States push forward with Facebook antitrust case, reportedly probe VR unit

A bipartisan coalition of state attorneys general are pushing forward with their antitrust investigations into Facebook parent company Meta, with an appeal in their case based on its prior acquisitions and a reported new joint inquiry with the federal government on the company’s virtual reality unit. 

New York Attorney General Letitia James (D) led a coalition of 48 attorneys general Friday in filing an appeal arguing that a district court judge’s dismissal of their case against Facebook, initially filed in December 2020, was in error. 

“Time and again, the social media giant has used its market dominance to force small companies out of business and reduce competition for millions of users. We’re filing this appeal with the support of almost every state in the nation because we will always fight efforts to stifle competition, reduce innovation, and cut privacy protections, even when we face a goliath like Facebook,” James said in a statement

The latest effort by the states comes after a judge on Tuesday denied Facebook’s motion to dismiss the Federal Trade Commission’s (FTC) complaint against it, which was filed at the same time as the states’. 

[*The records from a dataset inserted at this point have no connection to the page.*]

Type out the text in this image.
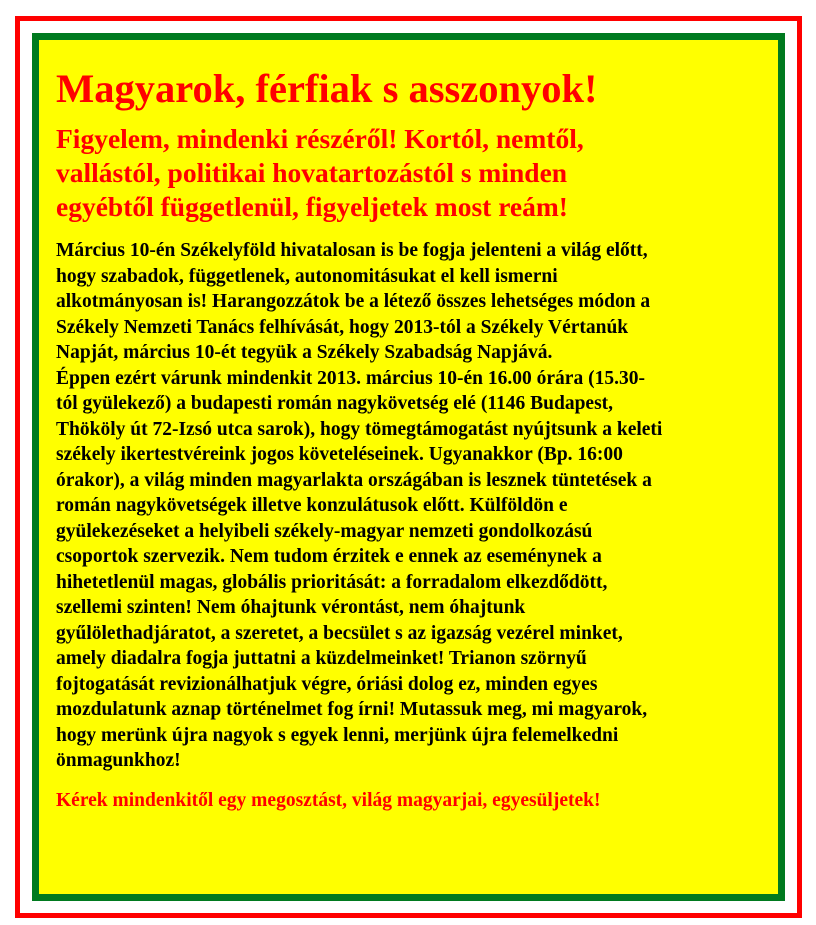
Magyarok, férfiak s asszonyok!
Figyelem, mindenki részéről! Kortól, nemtől,
vallástól, politikai hovatartozástól s minden
egyébtől függetlenül, figyeljetek most reám!
Március 10-én Székelyföld hivatalosan is be fogja jelenteni a világ előtt,
hogy szabadok, függetlenek, autonomitásukat el kell ismerni
alkotmányosan is! Harangozzátok be a létező összes lehetséges módon a
Székely Nemzeti Tanács felhívását, hogy 2013-tól a Székely Vértanúk
Napját, március 10-ét tegyük a Székely Szabadság Napjává.
Éppen ezért várunk mindenkit 2013. március 10-én 16.00 órára (15.30-
tól gyülekező) a budapesti román nagykövetség elé (1146 Budapest,
Thököly út 72-Izsó utca sarok), hogy tömegtámogatást nyújtsunk a keleti
székely ikertestvéreink jogos követeléseinek. Ugyanakkor (Bp. 16:00
órakor), a világ minden magyarlakta országában is lesznek tüntetések a
román nagykövetségek illetve konzulátusok előtt. Külföldön e
gyülekezéseket a helyibeli székely-magyar nemzeti gondolkozású
csoportok szervezik. Nem tudom érzitek e ennek az eseménynek a
hihetetlenül magas, globális prioritását: a forradalom elkezdődött,
szellemi szinten! Nem óhajtunk vérontást, nem óhajtunk
gyűlölethadjáratot, a szeretet, a becsület s az igazság vezérel minket,
amely diadalra fogja juttatni a küzdelmeinket! Trianon szörnyű
fojtogatását revizionálhatjuk végre, óriási dolog ez, minden egyes
mozdulatunk aznap történelmet fog írni! Mutassuk meg, mi magyarok,
hogy merünk újra nagyok s egyek lenni, merjünk újra felemelkedni
önmagunkhoz!
Kérek mindenkitől egy megosztást, világ magyarjai, egyesüljetek!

As the attorneys general and FTC push forward with their cases, they’re also reportedly probing Meta’s virtual reality unit, Oculus, over potential anticompetitive practices, Bloomberg reported on Friday

The FTC and a group of states led by New York have questioned outside developers that make Oculus apps in recent months, people with knowledge of the matter told Bloomberg. 

A spokesperson for the FTC declined to comment. Spokespeople for the New York attorney’s general office and Meta did not immediately respond to requests for comment. 

The reported probe into Oculus comes as Meta looks to expand into the virtual reality sector. Facebook rebranded itself under the name Meta late last year, when CEO and co-founder Mark Zuckerberg discussed plans for the company to expand options in the “metaverse.” 

Antitrust enforcers asked developers how the Oculus app store may be discriminating against third parties that sell apps that compete with Meta’s software, and about Meta’s sales strategy for its Oculus headset, Bloomberg reported.